Cette fille-là, on le sent, a une volonté inoxydable. Ses proches la disent travailleuse, courageuse, talentueuse, voire battante et guerrière. Elle a intégré la leçon de Gérard Depardieu, son premier mentor : «Ne pas craindre le ridicule», autrement dit : tout oser. Libre et audacieuse, elle trace selon ses envies. «Ni brides ni entraves» pourrait être sa devise, elle qui a été élevée en écoutant les 3 B : Brassens, Brel, Barbara. Pourquoi s’enfermer dans la case actrice quand on peut être réalisatrice et documentariste (sept longs-métrages), chanteuse (un album), metteuse en scène de théâtre (une pièce), et bientôt aussi… vidéaste, pour Cartier dont elle est l’égérie. «À la demande de Cyrille Vigneron (président de la maison joaillière, NDLR), j’ai eu la chance de faire de magnifiques rencontres de femmes en vue d’une exposition pour Cartier, et ces rencontres m’ont bouleversée et m’ont nourrie. La maison Cartier m’ouvre des portes créatrices inespérées.»

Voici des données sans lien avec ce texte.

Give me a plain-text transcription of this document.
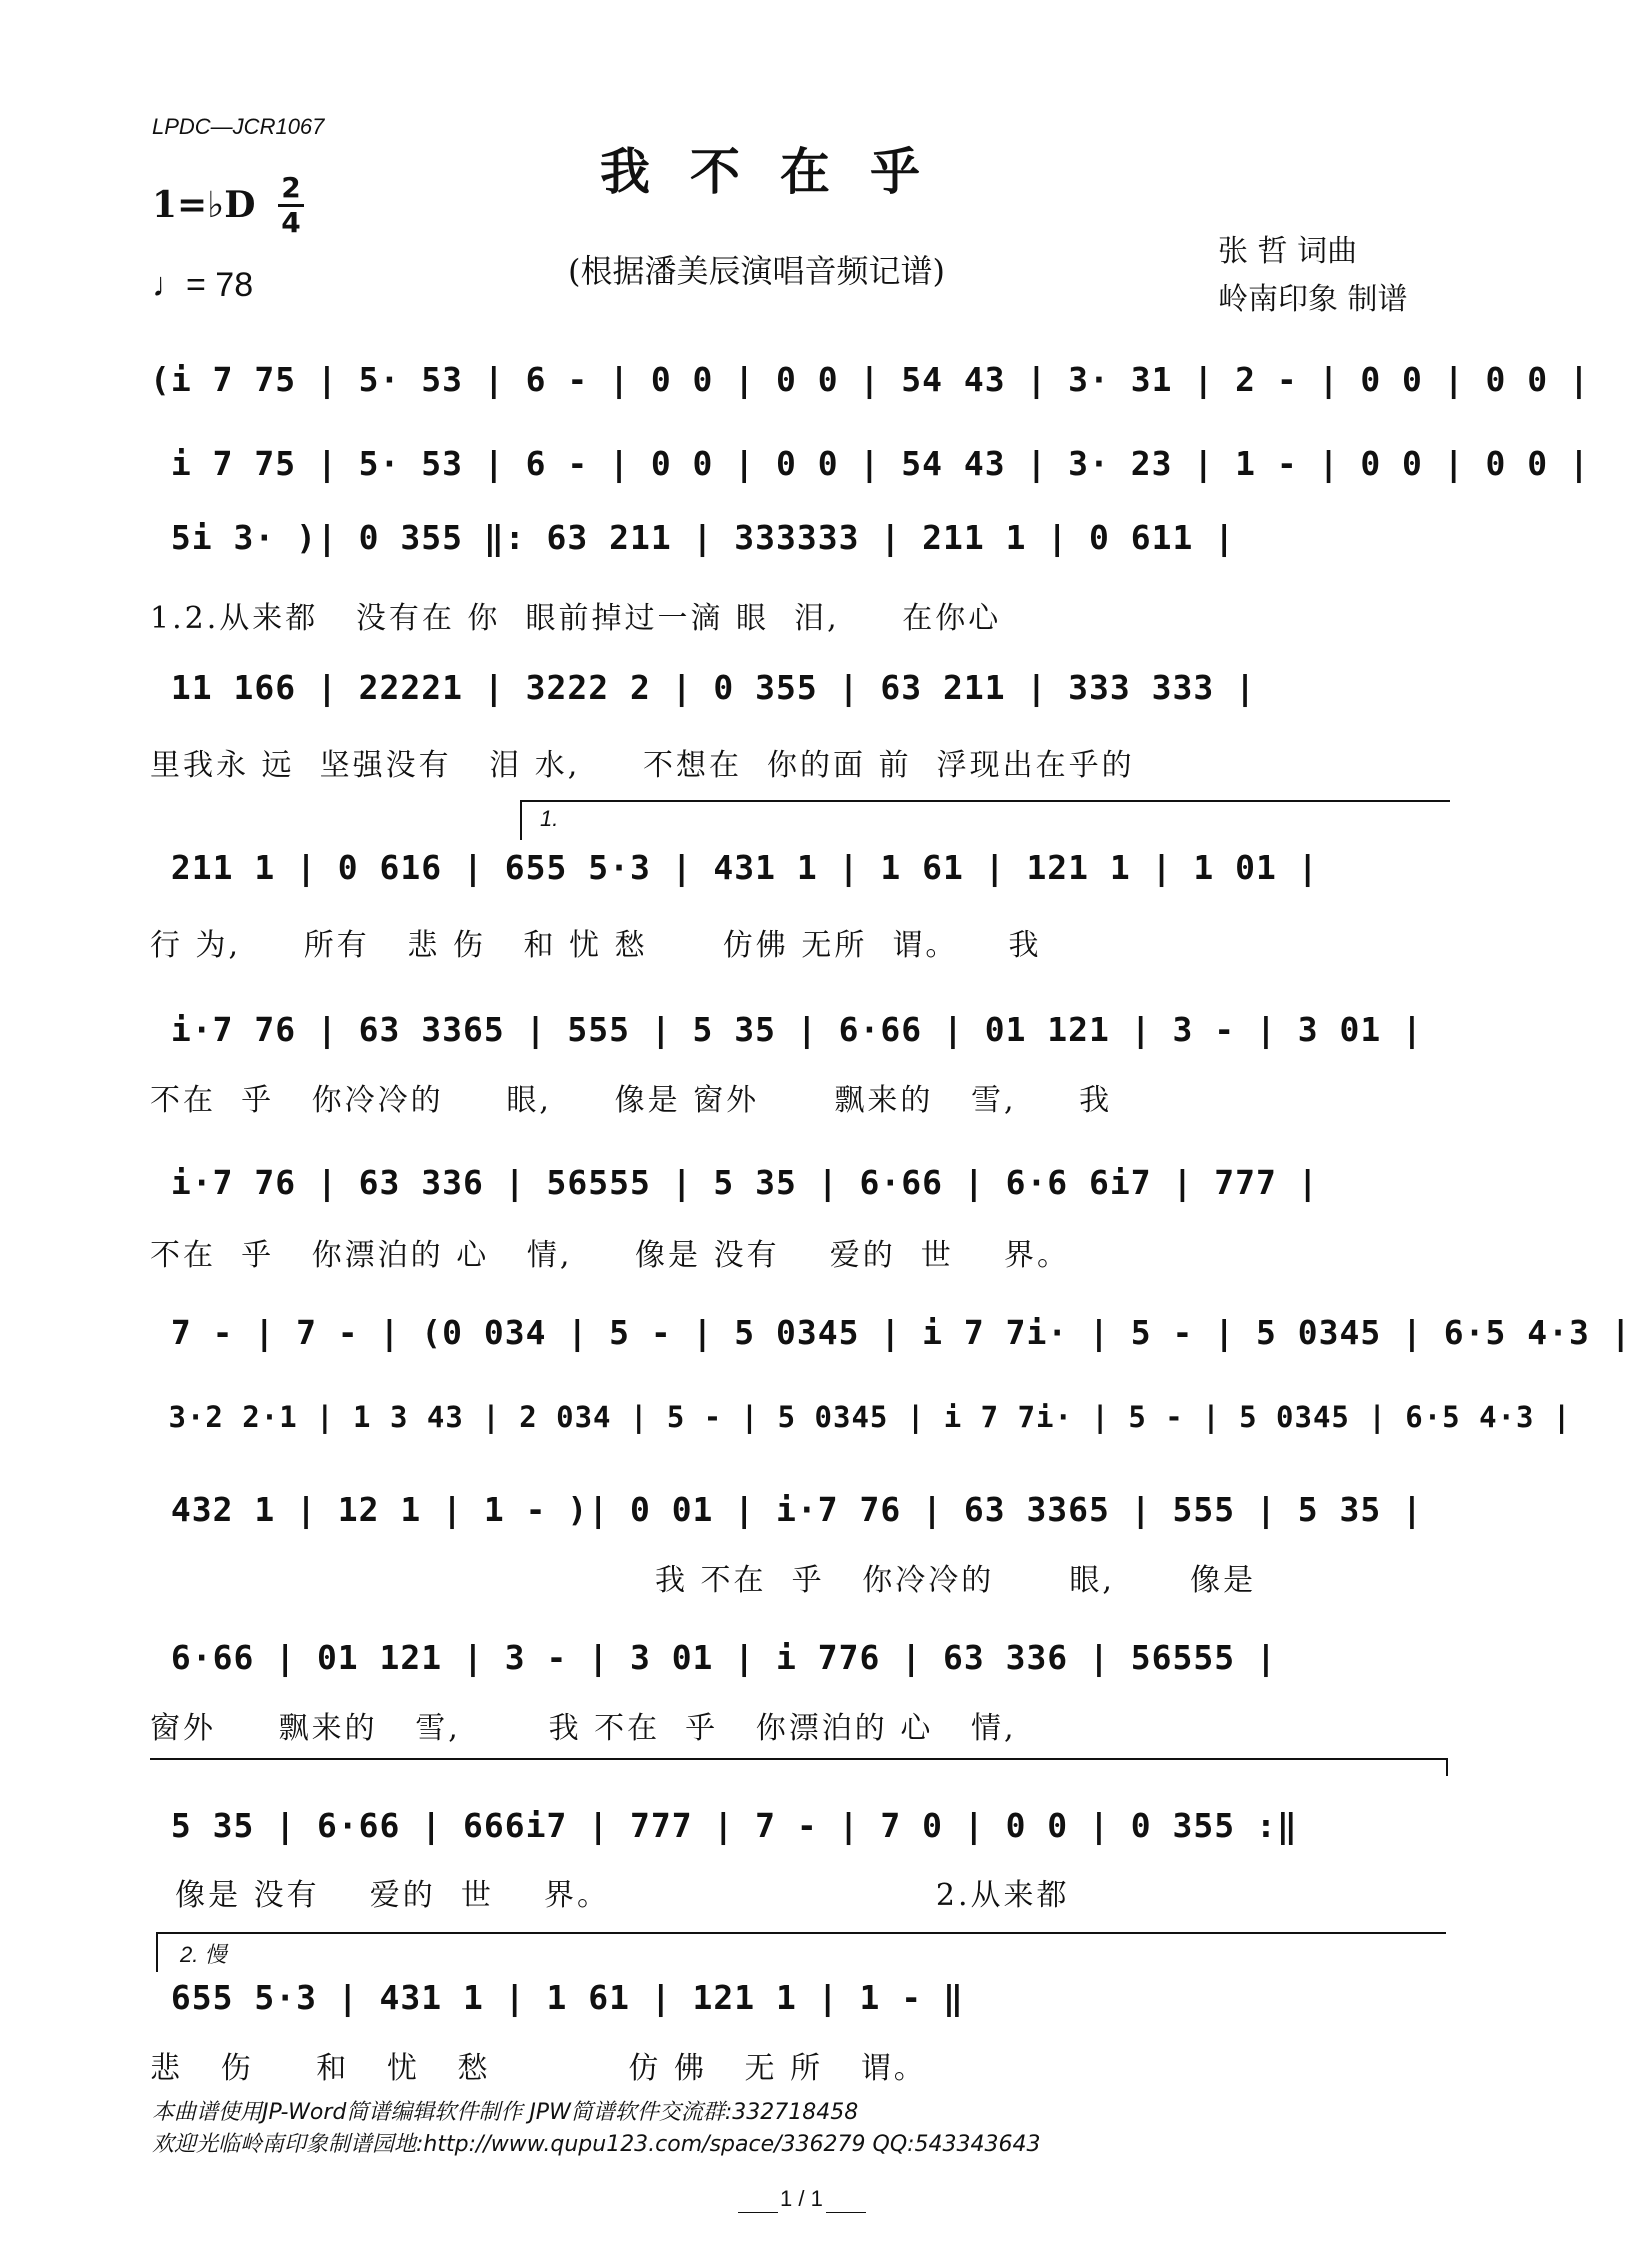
LPDC—JCR1067
我不在乎
1=♭D 2
4
♩= 78	(根据潘美辰演唱音频记谱)
张 哲 词曲
岭南印象 制谱
(i 7 75 | 5· 53 | 6 - | 0 0 | 0 0 | 54 43 | 3· 31 | 2 - | 0 0 | 0 0 |
i 7 75 | 5· 53 | 6 - | 0 0 | 0 0 | 54 43 | 3· 23 | 1 - | 0 0 | 0 0 |
5i 3· )| 0 355 ‖: 63 211 | 333333 | 211 1 | 0 611 |
1.2.从来都   没有在 你  眼前掉过一滴 眼  泪,     在你心
11 166 | 22221 | 3222 2 | 0 355 | 63 211 | 333 333 |
里我永 远  坚强没有   泪 水,     不想在  你的面 前  浮现出在乎的
1.
211 1 | 0 616 | 655 5·3 | 431 1 | 1 61 | 121 1 | 1 01 |
行 为,     所有   悲 伤   和 忧 愁      仿佛 无所  谓。    我
i·7 76 | 63 3365 | 555 | 5 35 | 6·66 | 01 121 | 3 - | 3 01 |
不在  乎   你冷冷的     眼,     像是 窗外      飘来的   雪,     我
i·7 76 | 63 336 | 56555 | 5 35 | 6·66 | 6·6 6i7 | 777 |
不在  乎   你漂泊的 心   情,     像是 没有    爱的  世    界。
7 - | 7 - | (0 034 | 5 - | 5 0345 | i 7 7i· | 5 - | 5 0345 | 6·5 4·3 |
3·2 2·1 | 1 3 43 | 2 034 | 5 - | 5 0345 | i 7 7i· | 5 - | 5 0345 | 6·5 4·3 |
432 1 | 12 1 | 1 - )| 0 01 | i·7 76 | 63 3365 | 555 | 5 35 |
我 不在  乎   你冷冷的      眼,      像是
6·66 | 01 121 | 3 - | 3 01 | i 776 | 63 336 | 56555 |
窗外     飘来的   雪,       我 不在  乎   你漂泊的 心   情,
5 35 | 6·66 | 666i7 | 777 | 7 - | 7 0 | 0 0 | 0 355 :‖
像是 没有    爱的  世    界。                          2.从来都
2. 慢
655 5·3 | 431 1 | 1 61 | 121 1 | 1 - ‖
悲   伤     和   忧   愁           仿 佛   无 所   谓。
本曲谱使用JP-Word简谱编辑软件制作 JPW简谱软件交流群:332718458
欢迎光临岭南印象制谱园地:http://www.qupu123.com/space/336279 QQ:543343643
1 / 1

Aujourd’hui, elle assure la promotion du film Oxygène (1), d’Alexandre Aja, qui sera disponible sur Netflix le 12 mai. En jean gris souris et boots en daim plates, elle admire l’Opéra de Paris depuis les vastes bureaux de la plateforme. Devant un thé, elle parle du film – sorte de thriller claustrophobique qui fait écho à la période que nous traversons -, d’éducation, d’amour, d’art et d’écoféminisme, son cheval de bataille. «À un moment donné, il faudra qu’on fasse le lien entre l’oppression de la nature et l’oppression de la femme. Pourquoi ne laisse-t-on pas le féminin éclore ? Pourquoi ne prend-on pas soin de la planète ? Ce qui était incroyable pendant cette pandémie, c’est de voir les chefs d’État femmes mieux gérer la crise que les hommes.» Faut-il y déceler un indice ? À 38 ans, Mélanie a la vie devant elle.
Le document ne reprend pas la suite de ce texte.